Comment accueillir un volontaire civil ?

La circulaire du 28 juillet fixe les modalités d’accès au dispositif. Les associations (loi 1901 ou 1908) souhaitant accueillir des volontaires devront adresser au préfet de département un dossier comprenant, outre la déclaration au JO, la copie des statuts, du règlement intérieur, de la liste des membres et derniers rapports d’activité, un extrait de la police d’assurance contractée par l’association pour couvrir la responsabilité civile du volontaire et une attestation certifiant que l’association s’engage à procéder à l’affiliation des volontaires auprès de la CPAM. Le montant des charges de protection sociale est fixé conformément à l'article 23 du décret n° 2000-1159 du 30 novembre 2000 pris pour l'application des dispositions du code du service national relatives aux volontariats civils, soit 293,29 euros depuis le 1er janvier 2003 soit 224 euros au titre de l'assurance maladie (deux fois le plafond journalier de la sécurité sociale), et 69,29 euros au titre des accidents du travail.

Le préfet instruit le dossier en vérifiant la conformité des activités proposées et surtout, la capacité de l’association a accueillir un volontaire dans de bonnes conditions d’encadrement et de formation. Si c’est le cas, une convention est signée entre le préfet et l’association, stipulant notamment l’impossibilité de détacher le volontaire auprès d’un organisme tiers.
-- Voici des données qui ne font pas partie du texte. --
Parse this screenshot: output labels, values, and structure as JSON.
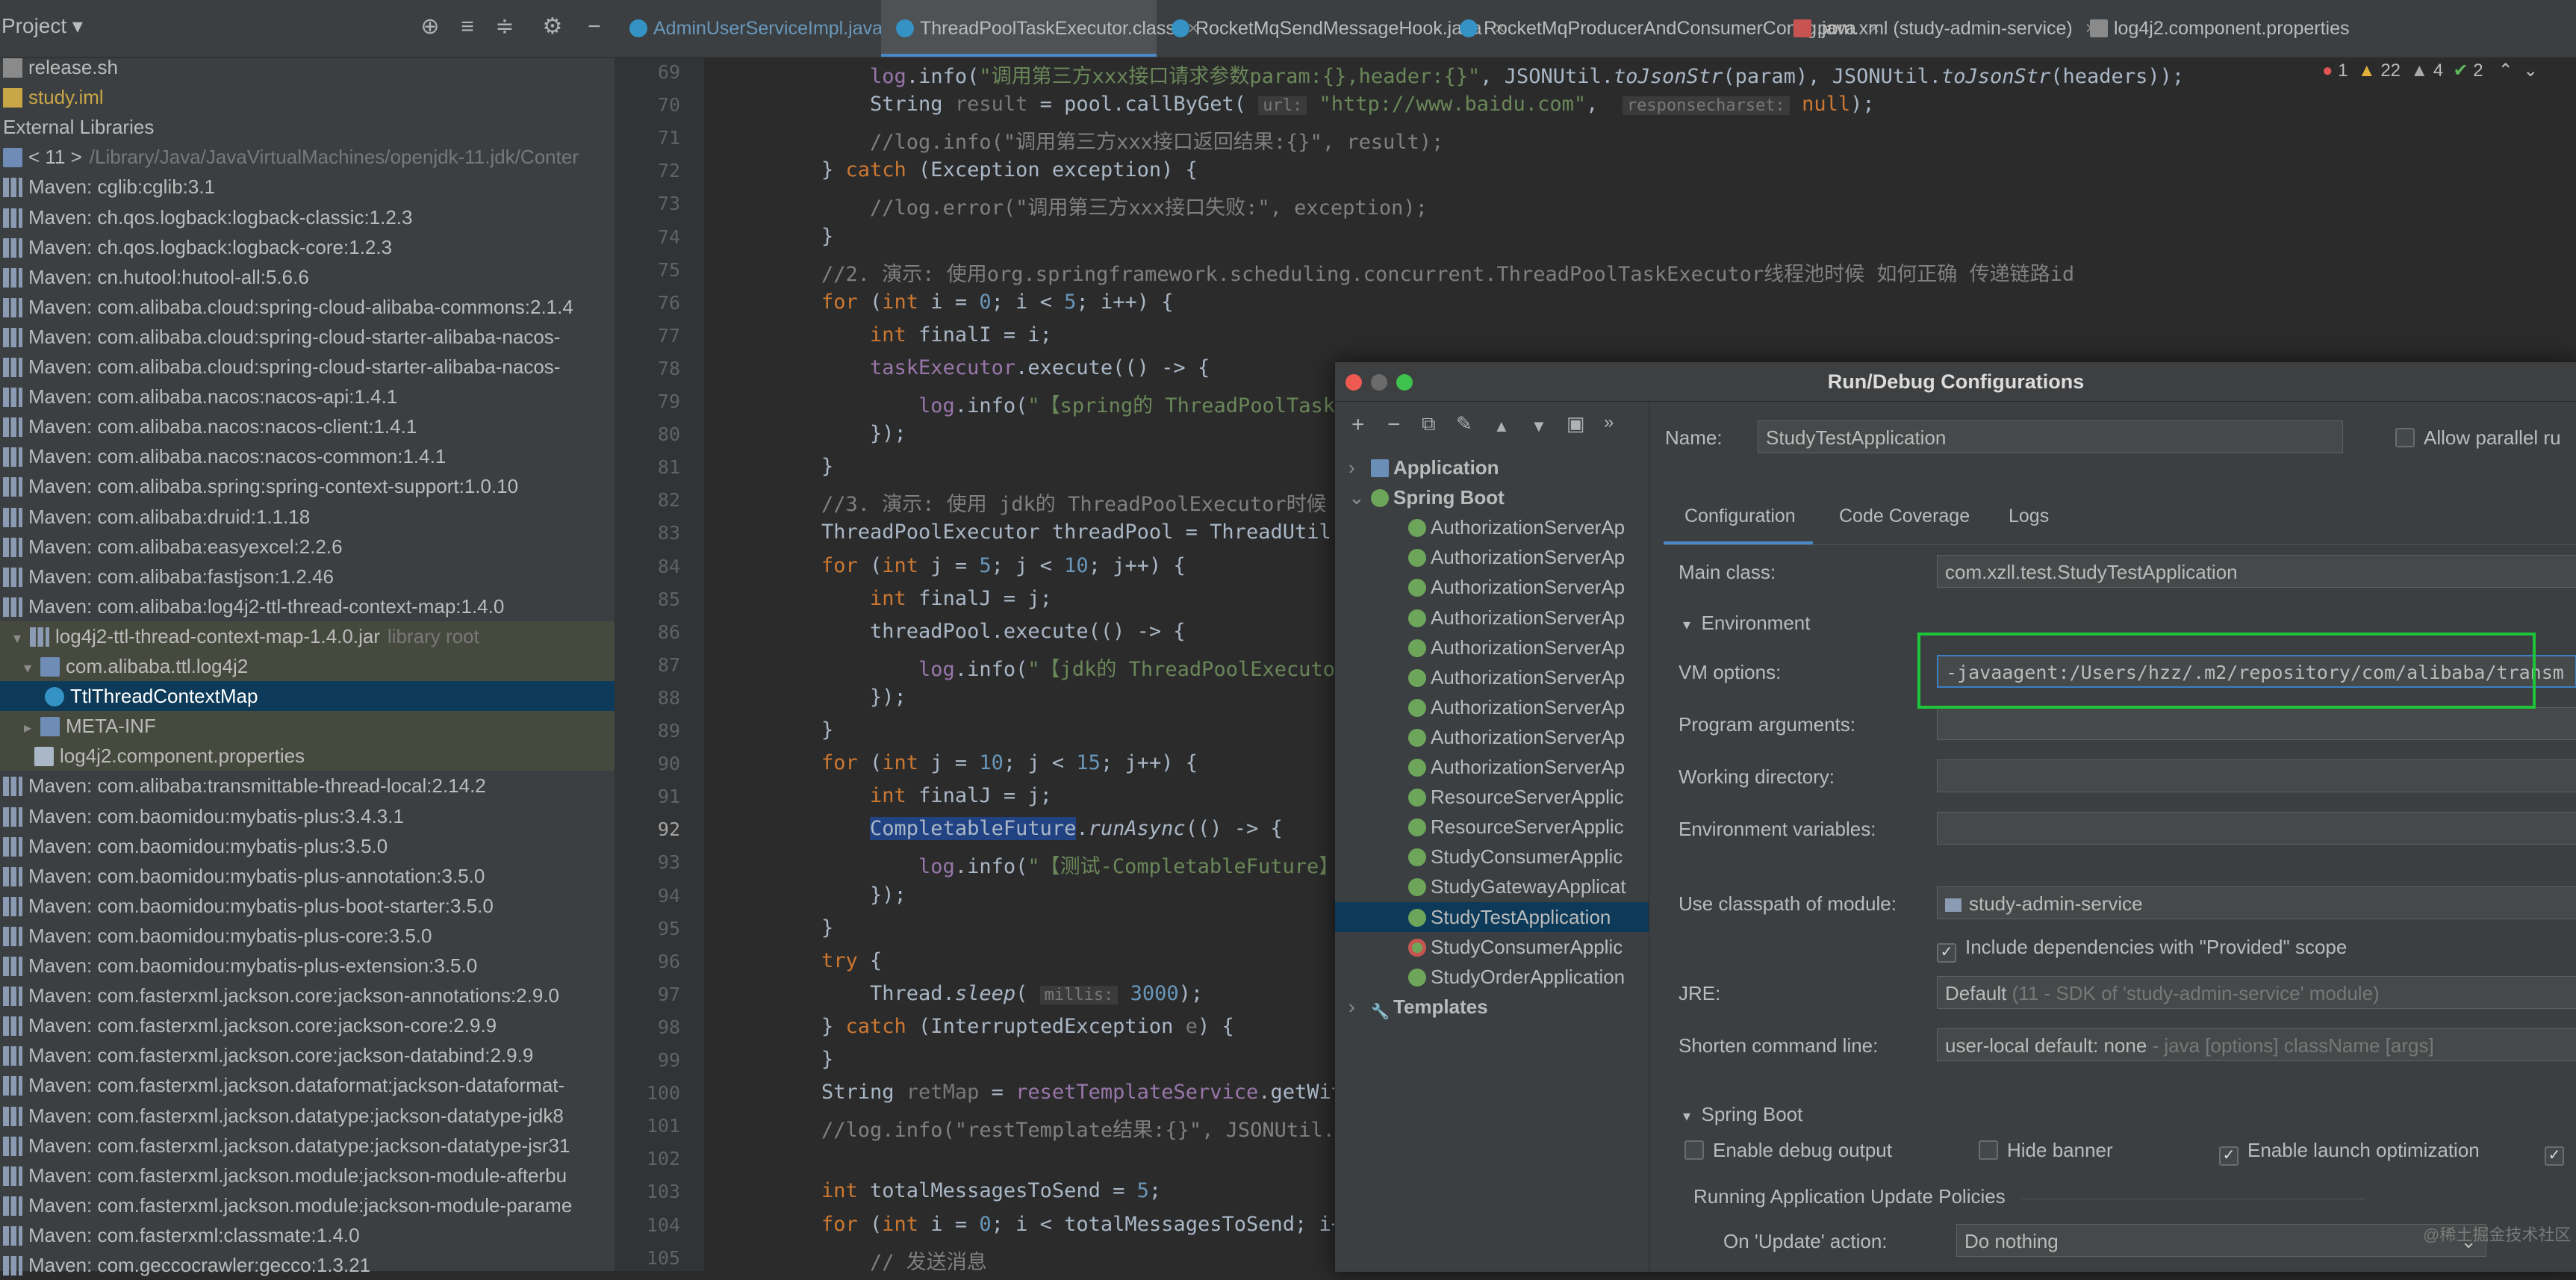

Le préfet instruira alors le dossier avant de proposer à l’association la signature d’une convention, stipulant notamment l’impossibilité de détacher le volontaire auprès d’un organisme tiers.

Toute information complémentaire sera disponible auprès des préfectures, des délégués départementaux à la vie associative (DDVA) et des principaux services de l’Etat en contact avec les jeunes, et notamment les points d’information jeunesse et les missions locales.
Une liste des organismes conventionnés sera ainsi dressée par département puis centralisée (accessible sur www.vie-associative.gouv.fr).






Les candidats volontaires doivent :

  • être de nationalité française ou ressortissant de l’Union européenne
  • jouir de leurs droits civiques
  • avoir plus de 18 ans et moins de 28 (être dégagé des obligations militaires pour ceux nés avant 1979 ; ceux nés après 1982 doivent fournir leur « identifiant défense » délivré lors de la journée d’appel de préparation à la défense)
  • avoir un casier judiciaire sans mention rédhibitoire
  • être à jour de leurs vaccinations et être déclarés aptes physiquement.
  • retirer un dossier de candidature auprès du préfet (à retourner avec extrait de casier judiciaire et copie d’une pièce d’identité).